Even though the 50 percent price increase was a big kick in the tail for U.S. consumers, 60 cents per gallon probably reflected market conditions more accurately than 40 cents per gallon, so let’s start there. If little had changed in the past 36 years and we had to account for inflation only, we’d expect to pay $2.37 per gallon today.
What has changed? The supply, for one thing. We can’t keep pumping oil from the same old wells. When a well runs dry (or, more accurately, when it becomes too depleted to be profitable), we abandon it and move on to the next location, and in doing so we move on to ever-more-remote locations and drill deeper than before. This pushes the extraction cost upward. The industry also has gone to double-hulled tankers, and the tankers themselves use petroleum-derived fuel, so a higher oil price drives up the cost to ship every barrel of oil. No doubt myraid other changes, small and large, have changed the dynamics of supply over the past few decades.
Second is the demand. I couldn’t find data spanning 1975 to the present, but from 1980 to 2006 the world’s consumption of petroleum increased 35 percent.
Technology has changed too. In addition to pumping petroleum (in its liquid form), we also pull it out of bituminous sands, also known as oil sands and tar sands, where it exists in a semisolid form. The extraction processes for deriving oil from bituminous sands are more expensive than pumping oil, but they are profitable these days and have done wonders for U.S-Canada relations and decreased U.S. dependence on oil from the Middle East. It also sheds light on the origins of a certain NHL team’s name.

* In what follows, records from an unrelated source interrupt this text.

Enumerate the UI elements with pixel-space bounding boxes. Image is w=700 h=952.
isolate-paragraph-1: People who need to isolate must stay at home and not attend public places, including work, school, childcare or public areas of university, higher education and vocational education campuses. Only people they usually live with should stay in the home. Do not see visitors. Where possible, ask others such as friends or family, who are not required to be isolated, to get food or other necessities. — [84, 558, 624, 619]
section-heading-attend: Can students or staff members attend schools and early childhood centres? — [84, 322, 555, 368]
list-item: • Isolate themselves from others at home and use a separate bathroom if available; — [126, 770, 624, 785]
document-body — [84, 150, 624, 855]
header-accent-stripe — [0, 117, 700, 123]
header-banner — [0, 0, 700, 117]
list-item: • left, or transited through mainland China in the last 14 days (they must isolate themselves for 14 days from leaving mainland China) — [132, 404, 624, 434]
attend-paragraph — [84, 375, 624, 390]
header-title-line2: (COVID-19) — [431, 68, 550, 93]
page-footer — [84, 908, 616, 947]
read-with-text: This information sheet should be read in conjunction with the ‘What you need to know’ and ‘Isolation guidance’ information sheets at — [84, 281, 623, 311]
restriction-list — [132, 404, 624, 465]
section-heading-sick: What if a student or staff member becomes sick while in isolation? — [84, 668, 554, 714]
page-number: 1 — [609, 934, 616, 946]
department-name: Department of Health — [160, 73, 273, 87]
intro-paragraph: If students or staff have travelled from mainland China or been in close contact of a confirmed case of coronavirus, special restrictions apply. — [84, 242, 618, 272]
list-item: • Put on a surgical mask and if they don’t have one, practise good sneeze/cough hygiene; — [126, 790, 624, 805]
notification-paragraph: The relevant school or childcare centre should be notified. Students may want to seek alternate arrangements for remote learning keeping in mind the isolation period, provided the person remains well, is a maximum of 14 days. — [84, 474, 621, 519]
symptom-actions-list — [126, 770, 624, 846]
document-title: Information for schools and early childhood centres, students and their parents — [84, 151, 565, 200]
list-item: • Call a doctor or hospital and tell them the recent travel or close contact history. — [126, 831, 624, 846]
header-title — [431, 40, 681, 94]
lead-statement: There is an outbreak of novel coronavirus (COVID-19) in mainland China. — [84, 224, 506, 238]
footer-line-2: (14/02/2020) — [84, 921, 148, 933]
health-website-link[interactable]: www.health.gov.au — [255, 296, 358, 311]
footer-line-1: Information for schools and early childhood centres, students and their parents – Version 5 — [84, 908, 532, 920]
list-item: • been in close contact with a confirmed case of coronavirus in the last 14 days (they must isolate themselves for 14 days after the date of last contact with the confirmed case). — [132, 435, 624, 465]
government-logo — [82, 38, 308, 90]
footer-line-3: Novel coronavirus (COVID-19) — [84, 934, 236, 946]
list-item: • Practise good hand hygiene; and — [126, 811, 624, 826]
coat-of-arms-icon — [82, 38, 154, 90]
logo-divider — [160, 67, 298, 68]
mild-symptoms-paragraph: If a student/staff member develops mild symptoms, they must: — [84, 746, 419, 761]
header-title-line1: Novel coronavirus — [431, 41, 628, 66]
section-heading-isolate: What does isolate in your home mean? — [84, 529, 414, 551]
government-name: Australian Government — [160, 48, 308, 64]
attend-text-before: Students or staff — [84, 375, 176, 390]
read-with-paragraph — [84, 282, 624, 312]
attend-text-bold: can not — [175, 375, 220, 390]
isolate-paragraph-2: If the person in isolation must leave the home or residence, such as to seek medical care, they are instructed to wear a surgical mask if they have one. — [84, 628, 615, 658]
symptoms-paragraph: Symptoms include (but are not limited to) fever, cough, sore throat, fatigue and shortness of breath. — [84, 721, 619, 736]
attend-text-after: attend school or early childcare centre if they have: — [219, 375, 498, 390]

So where does this leave us? I made a graph that shows the average U.S. price for unleaded, regular-grade gasoline, inflation, and a trend line that brought the gasoline up to $3.00 per gallon. I have to confess I used more guesswork than math, but the graph looks reasonable, and it adheres to the actual price trend—according to the EIA, gasoline was about $3.00 per gallon in December (again, taxes not included).
Based on this price, gasoline was a bargain for nearly 20 years, and the rapid price increase in 2011 is temporary, mainly attributable to the political developments in Egypt, Tunisia, and Libya, which started in January.
I guess that brings up a third question: How soon can we expect gasoline prices to drop? We have to get past hurricane season and the summer driving season, then we’ll see.